Industry Tensions and Legal Battles
The conversation around AI training and copyright extends beyond book publishing, touching other areas of media. While HarperCollins and PRH represent divergent paths in how publishers handle AI, media outlets face similar challenges.
For example, The New York Times recently filed a cease-and-desist letter against Perplexity AI, a startup backed by Jeff Bezos, accusing it of summarizing articles without authorization. Other media houses like Forbes and WIRED have raised similar issues.
Perplexity plays innocent, pointing to its revenue-sharing program for publishers and clarifying that its platform indexes content for citation rather than training AI models.
The legal landscape surrounding AI training remains nothing but complex. In the U.S., authors and organizations continue to take legal action against companies like OpenAI for using copyrighted materials without clear licensing agreements.
Book Publishers and Media Companies: Diverging Strategies
Book publishers and media outlets may share concerns over AI, but their approaches differ. Book publishers like PRH focus on ensuring written works are not used for AI training without permission, motivated by protecting authors’ long-term rights and earnings. PRH’s robust response contrasts sharply with HarperCollins’ more exploratory stance, which some argue risks eroding these protections.

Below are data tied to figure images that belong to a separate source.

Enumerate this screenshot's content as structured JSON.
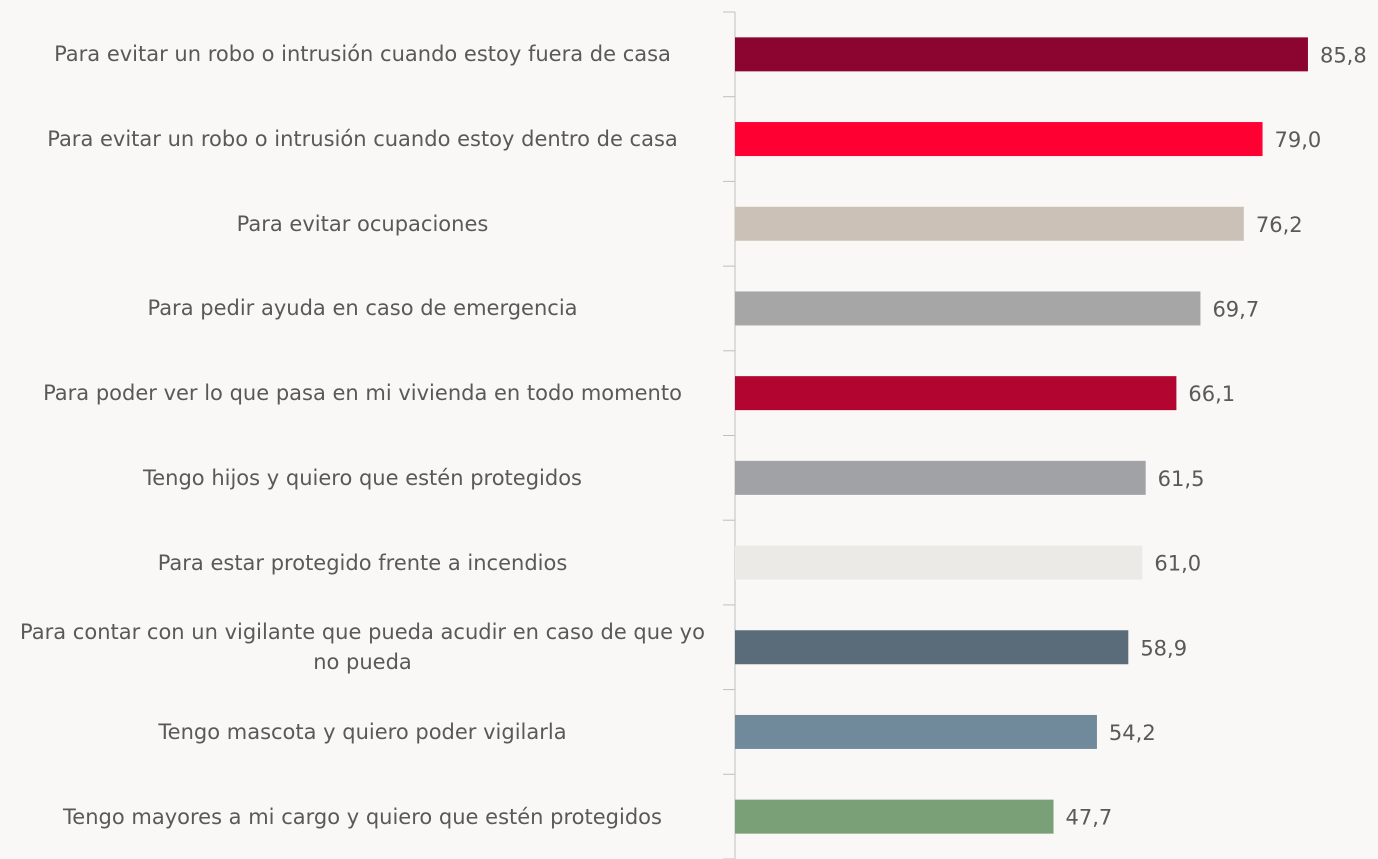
{
  "chart_data": {
    "type": "bar",
    "orientation": "horizontal",
    "categories": [
      "Para evitar un robo o intrusión cuando estoy fuera de casa",
      "Para evitar un robo o intrusión cuando estoy dentro de casa",
      "Para evitar ocupaciones",
      "Para pedir ayuda en caso de emergencia",
      "Para poder ver lo que pasa en mi vivienda en todo momento",
      "Tengo hijos y quiero que estén protegidos",
      "Para estar protegido frente a incendios",
      "Para contar con un vigilante que pueda acudir en caso de que yo no pueda",
      "Tengo mascota y quiero poder vigilarla",
      "Tengo mayores a mi cargo y quiero que estén protegidos"
    ],
    "values": [
      85.8,
      79.0,
      76.2,
      69.7,
      66.1,
      61.5,
      61.0,
      58.9,
      54.2,
      47.7
    ],
    "value_labels": [
      "85,8",
      "79,0",
      "76,2",
      "69,7",
      "66,1",
      "61,5",
      "61,0",
      "58,9",
      "54,2",
      "47,7"
    ],
    "colors": [
      "#8c0430",
      "#ff0033",
      "#cbc1b6",
      "#a6a6a6",
      "#b2052f",
      "#a0a2a6",
      "#ebeae6",
      "#5a6b79",
      "#718a9b",
      "#7aa078"
    ],
    "xlim": [
      0,
      90
    ]
  }
}
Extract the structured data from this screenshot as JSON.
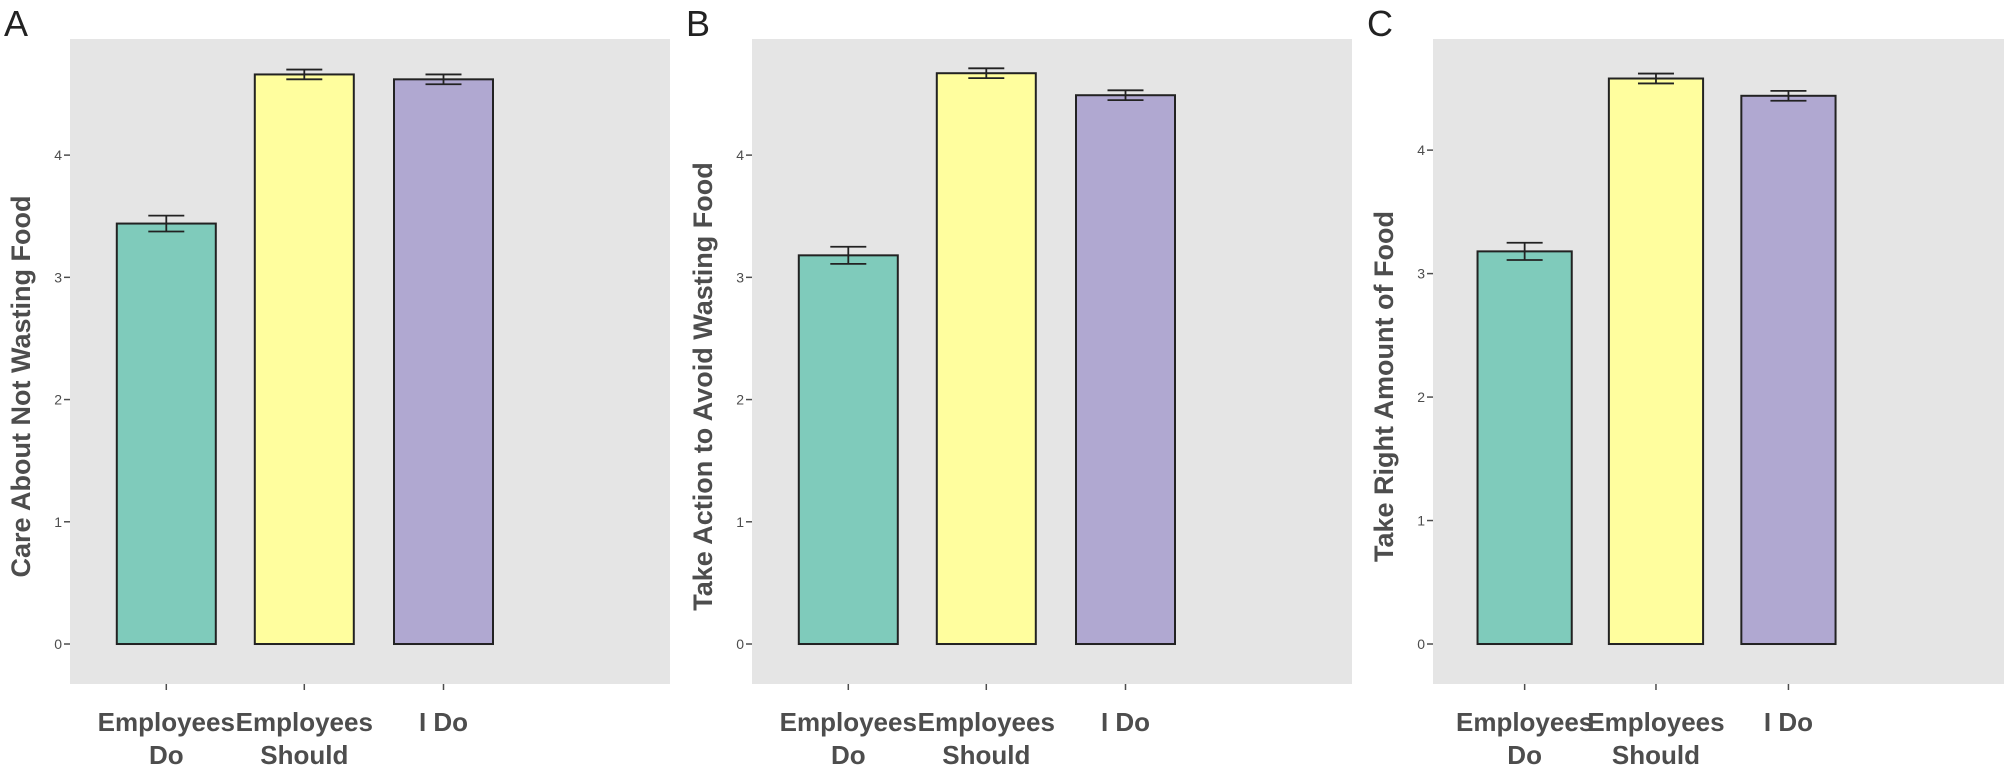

Meanwhile, media companies are concerned with safeguarding their articles from unlicensed use that impacts their revenue models and brand presence. To navigate this, some have sought partnerships that balance adaptation with compensation.
TIME, for instance, entered a multi-year agreement with OpenAI, offering controlled access to its content. The Atlantic, News Corp, the Financial Times have made similar moves.
Condé Nast also secured a deal with OpenAI, allowing access to content from The New Yorker, Vogue, and other key publications. CEO Roger Lynch of Condé Nast highlighted that these arrangements help address shifting search engine functionalities while maintaining investment in high-quality journalism.
The varied responses underscore the uncertain future that publishers and media outlets face as AI becomes integral to content consumption and production. While PRH’s firm ban signals a protective stance for authors, HarperCollins’ offer reflects an attempt to explore new revenue models amid AI technologies.